Petersen House, the abode where Abraham Lincoln died in central Washington, is today part of the US National Park Service, a “dark tourism” destination where visitors can see where the 16th President spent his final hours afterward. from being shot in the head across the street. at Ford’s Theater. Lincoln died in the back room of the house the morning after the attack.

He is one of four US presidents to be assassinated in office, all by gunfire. James A. Garfield died of infection two months after being shot to death in 1881 by a disgruntled candidate for public office.
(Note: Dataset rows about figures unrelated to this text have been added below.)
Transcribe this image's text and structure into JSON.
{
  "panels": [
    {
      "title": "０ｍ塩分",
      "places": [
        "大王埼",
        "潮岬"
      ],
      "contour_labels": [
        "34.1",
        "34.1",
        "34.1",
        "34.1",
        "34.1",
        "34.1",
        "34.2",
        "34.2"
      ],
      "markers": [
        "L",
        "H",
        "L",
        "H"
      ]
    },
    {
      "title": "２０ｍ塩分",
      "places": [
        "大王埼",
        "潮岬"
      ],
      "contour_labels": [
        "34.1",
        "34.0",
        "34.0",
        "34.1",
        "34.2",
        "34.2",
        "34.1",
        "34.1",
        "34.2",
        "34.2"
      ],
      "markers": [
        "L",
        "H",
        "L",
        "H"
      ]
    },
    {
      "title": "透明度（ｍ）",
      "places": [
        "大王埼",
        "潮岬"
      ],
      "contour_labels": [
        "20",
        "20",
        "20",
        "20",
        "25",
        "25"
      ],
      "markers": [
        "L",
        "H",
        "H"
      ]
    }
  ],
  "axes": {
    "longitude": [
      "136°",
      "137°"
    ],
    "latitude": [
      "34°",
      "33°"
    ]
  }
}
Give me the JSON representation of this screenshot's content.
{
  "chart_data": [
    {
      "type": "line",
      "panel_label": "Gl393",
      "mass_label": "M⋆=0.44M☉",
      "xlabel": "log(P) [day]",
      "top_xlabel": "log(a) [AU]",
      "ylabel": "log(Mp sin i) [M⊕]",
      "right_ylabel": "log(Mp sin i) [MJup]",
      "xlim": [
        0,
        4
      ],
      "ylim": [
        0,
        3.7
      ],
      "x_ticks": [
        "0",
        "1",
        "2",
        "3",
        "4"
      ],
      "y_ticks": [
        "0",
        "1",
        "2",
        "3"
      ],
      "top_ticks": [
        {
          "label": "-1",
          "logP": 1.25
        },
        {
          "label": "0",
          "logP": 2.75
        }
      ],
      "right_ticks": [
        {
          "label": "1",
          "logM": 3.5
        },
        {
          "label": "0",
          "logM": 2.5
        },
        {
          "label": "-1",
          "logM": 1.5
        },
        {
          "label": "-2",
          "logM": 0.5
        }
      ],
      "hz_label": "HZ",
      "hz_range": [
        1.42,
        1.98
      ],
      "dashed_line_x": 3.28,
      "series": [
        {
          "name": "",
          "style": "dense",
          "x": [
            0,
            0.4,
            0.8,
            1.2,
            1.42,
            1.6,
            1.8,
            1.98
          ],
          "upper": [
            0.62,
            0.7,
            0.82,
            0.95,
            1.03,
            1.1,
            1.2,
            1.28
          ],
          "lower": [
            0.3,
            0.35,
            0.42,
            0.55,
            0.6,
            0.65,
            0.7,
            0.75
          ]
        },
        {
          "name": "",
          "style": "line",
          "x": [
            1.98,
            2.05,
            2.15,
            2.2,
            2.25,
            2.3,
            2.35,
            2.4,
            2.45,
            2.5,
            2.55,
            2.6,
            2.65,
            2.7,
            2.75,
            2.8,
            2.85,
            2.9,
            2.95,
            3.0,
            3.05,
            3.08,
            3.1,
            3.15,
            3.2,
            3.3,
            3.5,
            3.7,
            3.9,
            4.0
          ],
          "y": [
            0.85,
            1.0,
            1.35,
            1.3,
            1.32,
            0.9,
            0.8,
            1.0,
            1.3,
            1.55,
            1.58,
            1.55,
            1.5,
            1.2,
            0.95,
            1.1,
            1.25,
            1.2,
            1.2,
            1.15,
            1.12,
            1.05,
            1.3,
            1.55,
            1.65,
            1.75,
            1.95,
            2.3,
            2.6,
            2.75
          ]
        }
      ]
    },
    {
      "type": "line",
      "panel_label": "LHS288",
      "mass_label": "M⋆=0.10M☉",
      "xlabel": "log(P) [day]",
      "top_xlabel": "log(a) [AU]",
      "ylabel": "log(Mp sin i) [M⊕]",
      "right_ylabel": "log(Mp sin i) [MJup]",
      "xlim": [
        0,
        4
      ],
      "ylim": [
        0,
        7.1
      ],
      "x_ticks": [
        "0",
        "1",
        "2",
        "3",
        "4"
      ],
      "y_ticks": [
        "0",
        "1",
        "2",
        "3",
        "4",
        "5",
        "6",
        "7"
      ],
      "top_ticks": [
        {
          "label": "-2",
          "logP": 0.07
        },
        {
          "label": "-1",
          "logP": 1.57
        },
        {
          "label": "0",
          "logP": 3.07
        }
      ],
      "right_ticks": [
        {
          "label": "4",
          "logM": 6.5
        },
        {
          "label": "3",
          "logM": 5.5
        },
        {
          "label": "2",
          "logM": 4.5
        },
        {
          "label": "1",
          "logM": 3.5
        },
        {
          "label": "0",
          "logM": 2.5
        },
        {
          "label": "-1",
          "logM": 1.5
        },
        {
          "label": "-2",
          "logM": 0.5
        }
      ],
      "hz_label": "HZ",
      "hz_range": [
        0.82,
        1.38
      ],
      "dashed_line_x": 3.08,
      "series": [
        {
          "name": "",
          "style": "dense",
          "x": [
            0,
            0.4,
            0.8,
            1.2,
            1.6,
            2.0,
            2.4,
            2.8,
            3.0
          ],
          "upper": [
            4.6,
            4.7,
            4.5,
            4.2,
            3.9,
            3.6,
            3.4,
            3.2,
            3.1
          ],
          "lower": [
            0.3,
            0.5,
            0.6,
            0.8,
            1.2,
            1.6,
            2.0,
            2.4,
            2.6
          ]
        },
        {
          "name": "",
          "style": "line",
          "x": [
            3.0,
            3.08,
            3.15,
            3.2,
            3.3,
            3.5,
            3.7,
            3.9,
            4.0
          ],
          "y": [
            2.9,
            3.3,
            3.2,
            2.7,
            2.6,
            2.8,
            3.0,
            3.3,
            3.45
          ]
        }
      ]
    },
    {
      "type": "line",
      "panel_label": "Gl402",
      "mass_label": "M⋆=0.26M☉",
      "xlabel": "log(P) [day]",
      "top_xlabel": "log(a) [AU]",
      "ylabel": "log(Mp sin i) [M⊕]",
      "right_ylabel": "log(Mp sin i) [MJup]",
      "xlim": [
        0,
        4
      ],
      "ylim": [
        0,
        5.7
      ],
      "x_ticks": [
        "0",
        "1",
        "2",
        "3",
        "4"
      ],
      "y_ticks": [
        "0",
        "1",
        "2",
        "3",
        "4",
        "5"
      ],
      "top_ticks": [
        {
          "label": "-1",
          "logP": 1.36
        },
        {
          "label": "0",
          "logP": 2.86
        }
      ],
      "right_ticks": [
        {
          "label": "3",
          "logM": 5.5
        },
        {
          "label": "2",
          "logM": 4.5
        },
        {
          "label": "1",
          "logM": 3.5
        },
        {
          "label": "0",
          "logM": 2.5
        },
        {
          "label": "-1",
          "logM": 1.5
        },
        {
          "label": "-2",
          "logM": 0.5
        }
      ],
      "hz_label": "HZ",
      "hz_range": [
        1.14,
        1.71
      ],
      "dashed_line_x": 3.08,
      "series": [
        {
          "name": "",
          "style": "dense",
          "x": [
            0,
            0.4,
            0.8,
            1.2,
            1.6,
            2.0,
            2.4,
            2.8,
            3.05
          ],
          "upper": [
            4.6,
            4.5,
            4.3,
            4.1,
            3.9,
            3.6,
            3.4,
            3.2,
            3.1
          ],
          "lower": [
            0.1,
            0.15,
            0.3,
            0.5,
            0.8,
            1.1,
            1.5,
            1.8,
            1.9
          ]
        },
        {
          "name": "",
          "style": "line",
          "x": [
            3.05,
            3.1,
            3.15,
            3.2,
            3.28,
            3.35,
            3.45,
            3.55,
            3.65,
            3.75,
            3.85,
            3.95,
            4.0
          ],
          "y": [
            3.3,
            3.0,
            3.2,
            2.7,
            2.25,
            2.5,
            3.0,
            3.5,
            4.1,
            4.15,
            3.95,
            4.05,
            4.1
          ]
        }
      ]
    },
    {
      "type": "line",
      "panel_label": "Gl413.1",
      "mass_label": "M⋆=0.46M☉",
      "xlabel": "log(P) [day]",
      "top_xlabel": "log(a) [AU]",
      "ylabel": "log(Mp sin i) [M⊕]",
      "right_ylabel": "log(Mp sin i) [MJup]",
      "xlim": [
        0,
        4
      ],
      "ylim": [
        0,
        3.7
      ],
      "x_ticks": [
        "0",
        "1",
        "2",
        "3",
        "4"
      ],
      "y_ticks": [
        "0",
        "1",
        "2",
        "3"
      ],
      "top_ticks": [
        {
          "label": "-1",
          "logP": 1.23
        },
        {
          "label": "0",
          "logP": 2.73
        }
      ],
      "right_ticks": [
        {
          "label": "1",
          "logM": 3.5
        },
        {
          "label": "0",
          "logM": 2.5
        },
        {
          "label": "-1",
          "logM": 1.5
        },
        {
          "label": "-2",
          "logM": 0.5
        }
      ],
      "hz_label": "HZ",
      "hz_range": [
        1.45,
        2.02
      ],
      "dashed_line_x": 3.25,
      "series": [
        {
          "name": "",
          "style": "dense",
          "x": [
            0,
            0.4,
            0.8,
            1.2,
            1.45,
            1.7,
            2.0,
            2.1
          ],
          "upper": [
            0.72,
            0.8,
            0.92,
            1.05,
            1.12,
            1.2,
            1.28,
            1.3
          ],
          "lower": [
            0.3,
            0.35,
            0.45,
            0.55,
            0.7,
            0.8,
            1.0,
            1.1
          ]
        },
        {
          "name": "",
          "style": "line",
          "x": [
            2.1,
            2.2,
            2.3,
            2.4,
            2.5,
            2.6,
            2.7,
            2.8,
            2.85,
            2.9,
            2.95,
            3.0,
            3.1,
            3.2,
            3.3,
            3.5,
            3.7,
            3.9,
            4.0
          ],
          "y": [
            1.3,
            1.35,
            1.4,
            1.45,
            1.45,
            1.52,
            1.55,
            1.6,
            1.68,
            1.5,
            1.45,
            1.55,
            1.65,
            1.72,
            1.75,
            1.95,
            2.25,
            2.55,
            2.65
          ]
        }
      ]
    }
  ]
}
Anarchist Leon Czolgosz killed President William McKinley in 1901. And John F. Kennedy was shot while riding in a convertible convertible in Dallas in 1963.

Additionally, Reagan was seriously injured in 1981 in an assassination attempt outside a Washington hotel by a deranged gunman.

Do you have milk?

In 1850, President Zachary Taylor attended the dedication of the Washington Monument on July 4. After drinking frozen milk and eating a large quantity of cherries, he reportedly fell ill and died several days later. Contemporaries blamed milk. Historians say the matter is still up in the air.

Three other presidents also died of natural causes while in office: William Henry Harrison, Warren G. Harding, and Franklin D. Roosevelt.

Heart attacks and strokes

From a non-fatal heart attack and stroke suffered by Dwight D. Eisenhower to Roosevelt’s fatal brain hemorrhage, several sitting presidents have suffered from very common but life-threatening ailments.

Following his attack of the Spanish flu, Wilson suffered a near fatal stroke in October 1919, after which his wife, Edith, secretly held de facto decisions for the remaining 17 months of his administration.